Mitra observó a su prometido mientras se preparaba sin prisa, tranquilo y sereno. Le encantaba eso de él: siempre era la calma en la tormenta y, cuando ella estaba fúrica, era su ancla a tierra, aquello que le impedía sucumbir ante su ira.
—Hoy debes revisar la caravana de las gemas de Bactria, ¿no es así? —preguntó él, mientras sacaba una ancha pulsera con algunas joyas incrustadas de su buró. Siempre le gustó el bronce; no lo comprendía. Para ella, la plata era mucho más bonita.
—Sí. Han tenido retrasos en la ruta del este. Y lo peor es que el nuevo capataz me evita la mirada... Supongo que no confía en una mujer que le paga el salario —dijo ella, alisando la tela con gesto paciente—. Como siempre, tendré que reprenderlo pronto.
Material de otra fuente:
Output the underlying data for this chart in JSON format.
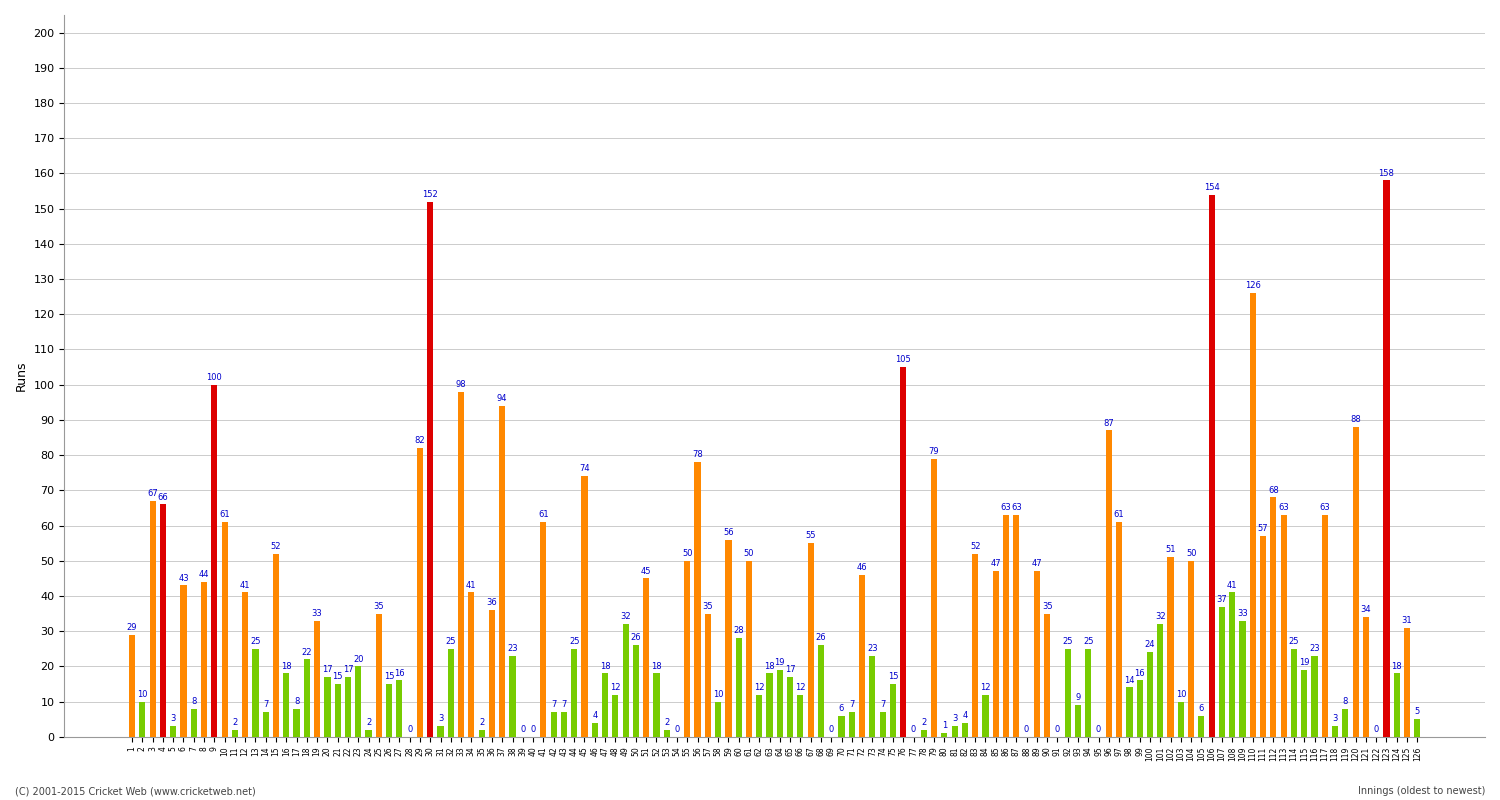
{
  "ylabel": "Runs",
  "footer": "(C) 2001-2015 Cricket Web (www.cricketweb.net)",
  "footer_right": "Innings (oldest to newest)",
  "background_color": "#ffffff",
  "grid_color": "#cccccc",
  "ylim": [
    0,
    205
  ],
  "yticks": [
    0,
    10,
    20,
    30,
    40,
    50,
    60,
    70,
    80,
    90,
    100,
    110,
    120,
    130,
    140,
    150,
    160,
    170,
    180,
    190,
    200
  ],
  "innings_data": [
    {
      "inning": 1,
      "runs": 29,
      "color": "orange"
    },
    {
      "inning": 2,
      "runs": 10,
      "color": "green"
    },
    {
      "inning": 3,
      "runs": 67,
      "color": "orange"
    },
    {
      "inning": 4,
      "runs": 66,
      "color": "red"
    },
    {
      "inning": 5,
      "runs": 3,
      "color": "green"
    },
    {
      "inning": 6,
      "runs": 43,
      "color": "orange"
    },
    {
      "inning": 7,
      "runs": 8,
      "color": "green"
    },
    {
      "inning": 8,
      "runs": 44,
      "color": "orange"
    },
    {
      "inning": 9,
      "runs": 100,
      "color": "red"
    },
    {
      "inning": 10,
      "runs": 61,
      "color": "orange"
    },
    {
      "inning": 11,
      "runs": 2,
      "color": "green"
    },
    {
      "inning": 12,
      "runs": 41,
      "color": "orange"
    },
    {
      "inning": 13,
      "runs": 25,
      "color": "green"
    },
    {
      "inning": 14,
      "runs": 7,
      "color": "green"
    },
    {
      "inning": 15,
      "runs": 52,
      "color": "orange"
    },
    {
      "inning": 16,
      "runs": 18,
      "color": "green"
    },
    {
      "inning": 17,
      "runs": 8,
      "color": "green"
    },
    {
      "inning": 18,
      "runs": 22,
      "color": "green"
    },
    {
      "inning": 19,
      "runs": 33,
      "color": "orange"
    },
    {
      "inning": 20,
      "runs": 17,
      "color": "green"
    },
    {
      "inning": 21,
      "runs": 15,
      "color": "green"
    },
    {
      "inning": 22,
      "runs": 17,
      "color": "green"
    },
    {
      "inning": 23,
      "runs": 20,
      "color": "green"
    },
    {
      "inning": 24,
      "runs": 2,
      "color": "green"
    },
    {
      "inning": 25,
      "runs": 35,
      "color": "orange"
    },
    {
      "inning": 26,
      "runs": 15,
      "color": "green"
    },
    {
      "inning": 27,
      "runs": 16,
      "color": "green"
    },
    {
      "inning": 28,
      "runs": 0,
      "color": "green"
    },
    {
      "inning": 29,
      "runs": 82,
      "color": "orange"
    },
    {
      "inning": 30,
      "runs": 152,
      "color": "red"
    },
    {
      "inning": 31,
      "runs": 3,
      "color": "green"
    },
    {
      "inning": 32,
      "runs": 25,
      "color": "green"
    },
    {
      "inning": 33,
      "runs": 98,
      "color": "orange"
    },
    {
      "inning": 34,
      "runs": 41,
      "color": "orange"
    },
    {
      "inning": 35,
      "runs": 2,
      "color": "green"
    },
    {
      "inning": 36,
      "runs": 36,
      "color": "orange"
    },
    {
      "inning": 37,
      "runs": 94,
      "color": "orange"
    },
    {
      "inning": 38,
      "runs": 23,
      "color": "green"
    },
    {
      "inning": 39,
      "runs": 0,
      "color": "green"
    },
    {
      "inning": 40,
      "runs": 0,
      "color": "green"
    },
    {
      "inning": 41,
      "runs": 61,
      "color": "orange"
    },
    {
      "inning": 42,
      "runs": 7,
      "color": "green"
    },
    {
      "inning": 43,
      "runs": 7,
      "color": "green"
    },
    {
      "inning": 44,
      "runs": 25,
      "color": "green"
    },
    {
      "inning": 45,
      "runs": 74,
      "color": "orange"
    },
    {
      "inning": 46,
      "runs": 4,
      "color": "green"
    },
    {
      "inning": 47,
      "runs": 18,
      "color": "green"
    },
    {
      "inning": 48,
      "runs": 12,
      "color": "green"
    },
    {
      "inning": 49,
      "runs": 32,
      "color": "green"
    },
    {
      "inning": 50,
      "runs": 26,
      "color": "green"
    },
    {
      "inning": 51,
      "runs": 45,
      "color": "orange"
    },
    {
      "inning": 52,
      "runs": 18,
      "color": "green"
    },
    {
      "inning": 53,
      "runs": 2,
      "color": "green"
    },
    {
      "inning": 54,
      "runs": 0,
      "color": "green"
    },
    {
      "inning": 55,
      "runs": 50,
      "color": "orange"
    },
    {
      "inning": 56,
      "runs": 78,
      "color": "orange"
    },
    {
      "inning": 57,
      "runs": 35,
      "color": "orange"
    },
    {
      "inning": 58,
      "runs": 10,
      "color": "green"
    },
    {
      "inning": 59,
      "runs": 56,
      "color": "orange"
    },
    {
      "inning": 60,
      "runs": 28,
      "color": "green"
    },
    {
      "inning": 61,
      "runs": 50,
      "color": "orange"
    },
    {
      "inning": 62,
      "runs": 12,
      "color": "green"
    },
    {
      "inning": 63,
      "runs": 18,
      "color": "green"
    },
    {
      "inning": 64,
      "runs": 19,
      "color": "green"
    },
    {
      "inning": 65,
      "runs": 17,
      "color": "green"
    },
    {
      "inning": 66,
      "runs": 12,
      "color": "green"
    },
    {
      "inning": 67,
      "runs": 55,
      "color": "orange"
    },
    {
      "inning": 68,
      "runs": 26,
      "color": "green"
    },
    {
      "inning": 69,
      "runs": 0,
      "color": "green"
    },
    {
      "inning": 70,
      "runs": 6,
      "color": "green"
    },
    {
      "inning": 71,
      "runs": 7,
      "color": "green"
    },
    {
      "inning": 72,
      "runs": 46,
      "color": "orange"
    },
    {
      "inning": 73,
      "runs": 23,
      "color": "green"
    },
    {
      "inning": 74,
      "runs": 7,
      "color": "green"
    },
    {
      "inning": 75,
      "runs": 15,
      "color": "green"
    },
    {
      "inning": 76,
      "runs": 105,
      "color": "red"
    },
    {
      "inning": 77,
      "runs": 0,
      "color": "green"
    },
    {
      "inning": 78,
      "runs": 2,
      "color": "green"
    },
    {
      "inning": 79,
      "runs": 79,
      "color": "orange"
    },
    {
      "inning": 80,
      "runs": 1,
      "color": "green"
    },
    {
      "inning": 81,
      "runs": 3,
      "color": "green"
    },
    {
      "inning": 82,
      "runs": 4,
      "color": "green"
    },
    {
      "inning": 83,
      "runs": 52,
      "color": "orange"
    },
    {
      "inning": 84,
      "runs": 12,
      "color": "green"
    },
    {
      "inning": 85,
      "runs": 47,
      "color": "orange"
    },
    {
      "inning": 86,
      "runs": 63,
      "color": "orange"
    },
    {
      "inning": 87,
      "runs": 63,
      "color": "orange"
    },
    {
      "inning": 88,
      "runs": 0,
      "color": "green"
    },
    {
      "inning": 89,
      "runs": 47,
      "color": "orange"
    },
    {
      "inning": 90,
      "runs": 35,
      "color": "orange"
    },
    {
      "inning": 91,
      "runs": 0,
      "color": "green"
    },
    {
      "inning": 92,
      "runs": 25,
      "color": "green"
    },
    {
      "inning": 93,
      "runs": 9,
      "color": "green"
    },
    {
      "inning": 94,
      "runs": 25,
      "color": "green"
    },
    {
      "inning": 95,
      "runs": 0,
      "color": "green"
    },
    {
      "inning": 96,
      "runs": 87,
      "color": "orange"
    },
    {
      "inning": 97,
      "runs": 61,
      "color": "orange"
    },
    {
      "inning": 98,
      "runs": 14,
      "color": "green"
    },
    {
      "inning": 99,
      "runs": 16,
      "color": "green"
    },
    {
      "inning": 100,
      "runs": 24,
      "color": "green"
    },
    {
      "inning": 101,
      "runs": 32,
      "color": "green"
    },
    {
      "inning": 102,
      "runs": 51,
      "color": "orange"
    },
    {
      "inning": 103,
      "runs": 10,
      "color": "green"
    },
    {
      "inning": 104,
      "runs": 50,
      "color": "orange"
    },
    {
      "inning": 105,
      "runs": 6,
      "color": "green"
    },
    {
      "inning": 106,
      "runs": 154,
      "color": "red"
    },
    {
      "inning": 107,
      "runs": 37,
      "color": "green"
    },
    {
      "inning": 108,
      "runs": 41,
      "color": "green"
    },
    {
      "inning": 109,
      "runs": 33,
      "color": "green"
    },
    {
      "inning": 110,
      "runs": 126,
      "color": "orange"
    },
    {
      "inning": 111,
      "runs": 57,
      "color": "orange"
    },
    {
      "inning": 112,
      "runs": 68,
      "color": "orange"
    },
    {
      "inning": 113,
      "runs": 63,
      "color": "orange"
    },
    {
      "inning": 114,
      "runs": 25,
      "color": "green"
    },
    {
      "inning": 115,
      "runs": 19,
      "color": "green"
    },
    {
      "inning": 116,
      "runs": 23,
      "color": "green"
    },
    {
      "inning": 117,
      "runs": 63,
      "color": "orange"
    },
    {
      "inning": 118,
      "runs": 3,
      "color": "green"
    },
    {
      "inning": 119,
      "runs": 8,
      "color": "green"
    },
    {
      "inning": 120,
      "runs": 88,
      "color": "orange"
    },
    {
      "inning": 121,
      "runs": 34,
      "color": "orange"
    },
    {
      "inning": 122,
      "runs": 0,
      "color": "green"
    },
    {
      "inning": 123,
      "runs": 158,
      "color": "red"
    },
    {
      "inning": 124,
      "runs": 18,
      "color": "green"
    },
    {
      "inning": 125,
      "runs": 31,
      "color": "orange"
    },
    {
      "inning": 126,
      "runs": 5,
      "color": "green"
    }
  ],
  "color_red": "#dd0000",
  "color_orange": "#ff8800",
  "color_green": "#77cc00",
  "label_color": "#0000cc",
  "label_fontsize": 6.0,
  "bar_width": 0.6,
  "ylabel_fontsize": 9,
  "ytick_fontsize": 8,
  "xtick_fontsize": 5.5
}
—¿Quieres que vaya yo a intimidarlo? Ponerlo un poco en su sitio, si los dioses me crearon así bien podría aprovecharlo para asustarlo —sugirió él, dándole un leve empujón con el hombro al pasar detrás de ella.
—No —respondió ella, tratando de empujarlo con la cadera—. Te quiero a ti solo para mí. Yo puedo manejarlo, como siempre. ¿Acaso no te he contado...? —empezaba a decir Mitra, orgullosa, cuando fue interrumpida.
—¿La historia de tu padre y el vendedor de lino? La habré escuchado unas veinte veces... y solo esta semana —rio él, mientras caminaba hasta el baúl a los pies de la cama donde estaba Mitra para abrazarla por la espalda. Ella se sonrojó. ¿Tanto le gustaba contar esa historia?
—¡No exageres! —le dijo, empujándolo con la cadera hacia la cama. Se volteó y se puso encima de él—. Los hombres como él no durarán mucho en este negocio si no aprenden a respetarme, ¿recuerdas? ¿Quién es la Mercader de Mercaderes? ¿Crees que gané ese título solo por bonita? —le dijo mientras jugueteaba con sus manos, aprisionándolo contra la cama, o eso parecía. Ella sabía que, si él lo intentara, saldría muy fácil de esa situación; lo sabía por experiencia.
—Ayer un consejero imperial me preguntó si mis ganancias eran administradas por mi padre o mi prometido —bufó Mitra. Ardashir forcejeó un poco y cambió los roles. Ahora Mitra estaba contra la cama.
—Tal vez debas decirle que yo soy quien toma las decisiones. Así lograrías más rápido los permisos y contratos —dijo Ardashir mirándola a los ojos, su voz un murmullo, mientras la tenía sin poder moverse.